Attivai il cip facendoli da parte, fronteggiandoli. Mi misi davanti a tutti. Volevo essere in prima linea.
«tranquilli che so cavarmela» impugnai la pistola contro la porta caricandola. Un ghigno si fece strada sul mio volto.
«non abbiamo dubbi ma» provò a spiegarmi Leo.
Lucas gli poggiò il dorso di una mano sul petto bloccandolo «lasciala fare, vediamo fin dove arriva»
Vedevo che suo fratello avrebbe voluto fare qualcosa per impedirmelo. E molto probabilmente avrebbe voluto anche urlarmi quanto quella fosse una scelta suicida.
Rilassai le spalle e mi preparai allo scontro imminente. L'intensità dei loro passi continuava ad aumentare ad ogni metro che li separava da noi.
Non aspettai che aprissero la porta. Caricai la postola e premetti il grilletto facendo cadere il primo di loro.
Qualche borbottio e qualche imprecazione arrivarono da dietro la porta. Sorrisi soddisfatta.
In totale ne avevo contati quattro quindi mi preparai a stendere gli altri tre.
Questa volta fu tutto molto più rapido. Tramite i rumori che producevano riuscivo e ricreare i loro spostamenti, come se riuscissi a vederli.
Il secondo si posizionò alla mia destra rispetto al primo. Colpii all'altezza della gamba.
Il terzo invece provò ad allontanarsi sperando che il proiettile perdesse velocità ma lo beccai in tempo. Prima sulla spalla per farlo rallentare e poi sulla schiena vocino alla colonna vertebrale.
L'ultimo invece si credeva più scaltro. Pensava di potersi sottrarre al proprio destino. Quasi mi faceva pena.

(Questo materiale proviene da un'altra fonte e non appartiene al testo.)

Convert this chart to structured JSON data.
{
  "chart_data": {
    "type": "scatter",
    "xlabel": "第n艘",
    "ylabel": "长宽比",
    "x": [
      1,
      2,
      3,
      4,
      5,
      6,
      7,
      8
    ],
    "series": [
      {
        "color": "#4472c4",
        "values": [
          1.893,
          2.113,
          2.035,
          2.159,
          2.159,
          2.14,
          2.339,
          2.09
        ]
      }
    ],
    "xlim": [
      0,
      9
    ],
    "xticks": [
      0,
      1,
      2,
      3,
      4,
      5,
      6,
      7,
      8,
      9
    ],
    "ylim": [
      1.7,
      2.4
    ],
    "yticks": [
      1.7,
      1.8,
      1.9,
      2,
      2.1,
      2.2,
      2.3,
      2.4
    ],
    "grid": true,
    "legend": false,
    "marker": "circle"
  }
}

Si era messo nella mia stessa posizione.
Provò a spararmi ma usai la mia velocità per abbassarmi in tempo in modo che colpisse una delle credenze.

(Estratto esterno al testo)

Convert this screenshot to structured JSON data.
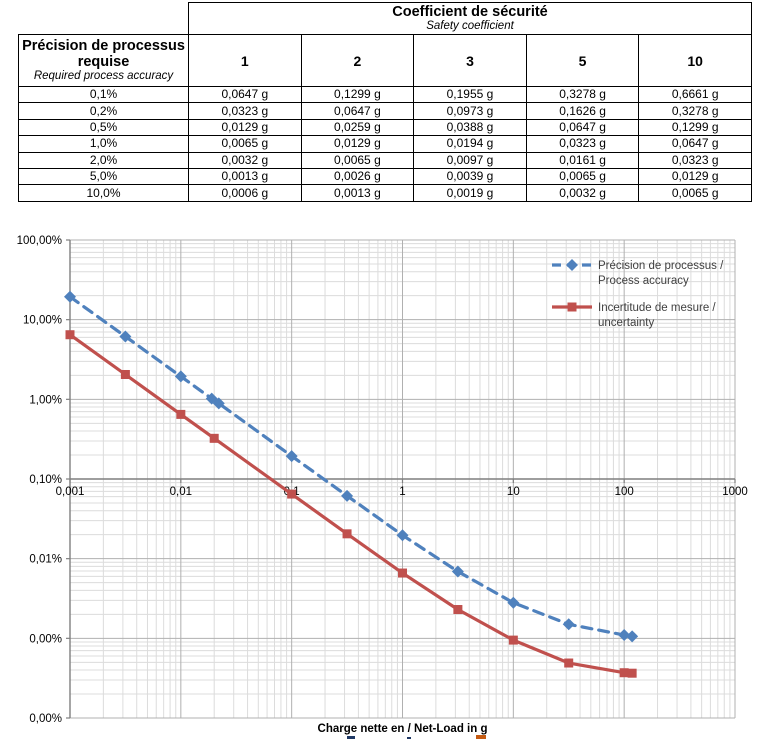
{
  "table": {
    "col_header_title": "Coefficient de sécurité",
    "col_header_subtitle": "Safety coefficient",
    "row_header_title": "Précision de processus requise",
    "row_header_subtitle": "Required process accuracy",
    "coefficients": [
      "1",
      "2",
      "3",
      "5",
      "10"
    ],
    "rows": [
      {
        "accuracy": "0,1%",
        "values": [
          "0,0647 g",
          "0,1299 g",
          "0,1955 g",
          "0,3278 g",
          "0,6661 g"
        ]
      },
      {
        "accuracy": "0,2%",
        "values": [
          "0,0323 g",
          "0,0647 g",
          "0,0973 g",
          "0,1626 g",
          "0,3278 g"
        ]
      },
      {
        "accuracy": "0,5%",
        "values": [
          "0,0129 g",
          "0,0259 g",
          "0,0388 g",
          "0,0647 g",
          "0,1299 g"
        ]
      },
      {
        "accuracy": "1,0%",
        "values": [
          "0,0065 g",
          "0,0129 g",
          "0,0194 g",
          "0,0323 g",
          "0,0647 g"
        ]
      },
      {
        "accuracy": "2,0%",
        "values": [
          "0,0032 g",
          "0,0065 g",
          "0,0097 g",
          "0,0161 g",
          "0,0323 g"
        ]
      },
      {
        "accuracy": "5,0%",
        "values": [
          "0,0013 g",
          "0,0026 g",
          "0,0039 g",
          "0,0065 g",
          "0,0129 g"
        ]
      },
      {
        "accuracy": "10,0%",
        "values": [
          "0,0006 g",
          "0,0013 g",
          "0,0019 g",
          "0,0032 g",
          "0,0065 g"
        ]
      }
    ]
  },
  "chart_data": {
    "type": "line",
    "x_scale": "log",
    "y_scale": "log",
    "xlabel": "Charge nette en / Net-Load in g",
    "ylabel": "",
    "xlim": [
      0.001,
      1000
    ],
    "ylim_percent": [
      0.0001,
      100
    ],
    "grid": "major+minor",
    "legend_position": "upper-right-inside",
    "x_ticks": [
      {
        "label": "0,001",
        "value": 0.001
      },
      {
        "label": "0,01",
        "value": 0.01
      },
      {
        "label": "0,1",
        "value": 0.1
      },
      {
        "label": "1",
        "value": 1
      },
      {
        "label": "10",
        "value": 10
      },
      {
        "label": "100",
        "value": 100
      },
      {
        "label": "1000",
        "value": 1000
      }
    ],
    "y_ticks": [
      {
        "label": "100,00%",
        "value": 100
      },
      {
        "label": "10,00%",
        "value": 10
      },
      {
        "label": "1,00%",
        "value": 1
      },
      {
        "label": "0,10%",
        "value": 0.1
      },
      {
        "label": "0,01%",
        "value": 0.01
      },
      {
        "label": "0,00%",
        "value": 0.001
      },
      {
        "label": "0,00%",
        "value": 0.0001
      }
    ],
    "axis_crosses_at_percent": 0.1,
    "series": [
      {
        "name": "Précision de processus / Process accuracy",
        "legend_line1": "Précision de processus /",
        "legend_line2": "Process accuracy",
        "color": "#4f81bd",
        "line_style": "dashed",
        "marker": "diamond",
        "x": [
          0.001,
          0.00316,
          0.01,
          0.019,
          0.022,
          0.1,
          0.316,
          1,
          3.16,
          10,
          31.6,
          100,
          118
        ],
        "y_percent": [
          19.4,
          6.15,
          1.94,
          1.02,
          0.89,
          0.194,
          0.0615,
          0.0197,
          0.0069,
          0.0028,
          0.0015,
          0.0011,
          0.00106
        ]
      },
      {
        "name": "Incertitude de mesure / uncertainty",
        "legend_line1": "Incertitude de mesure /",
        "legend_line2": "uncertainty",
        "color": "#c0504d",
        "line_style": "solid",
        "marker": "square",
        "x": [
          0.001,
          0.00316,
          0.01,
          0.02,
          0.1,
          0.316,
          1,
          3.16,
          10,
          31.6,
          100,
          118
        ],
        "y_percent": [
          6.47,
          2.05,
          0.647,
          0.324,
          0.0647,
          0.0205,
          0.0066,
          0.0023,
          0.00095,
          0.00049,
          0.00037,
          0.000365
        ]
      }
    ]
  }
}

Gli sparai nello stesso punto in cui lui aveva provato a colpirmi. L'addome.
Abbassai la pistola ormai scarica facendomi pervadere dalla soddisfazione quando udii degli altri passi.
Non sarei stata abbastanza veloce. Avrei dovuto ricaricare la pistola in tempo con le ricariche che avevo preso di nascosto, ascoltare e tradurre i suoi movimenti per poi riuscire a colpirlo nel punto giusto. Mi maledissi per non essere stata abbastanza attenta.
Uno sparo riecheggiò nell'aria. Ma non proveniva da dietro la porta.
La sua origine si trovava dietro di me.
Capii di non dovermi muovere o sarei diventata io il bersaglio di quel colpo.
Rimasi immobile aspettando che mi superasse.
Lo sentii sfiorarmi l'orecchio e smuovere un po' l'aria. Quando colpì l'uomo mi girai per vedere la sua provenienza.
Trovai Lucas con la pistola ancora puntata contro la porta e lo sguardo torvo.
La abbassò rimettendola nella fondina.
«ne hai dimenticato uno» mi sorrise.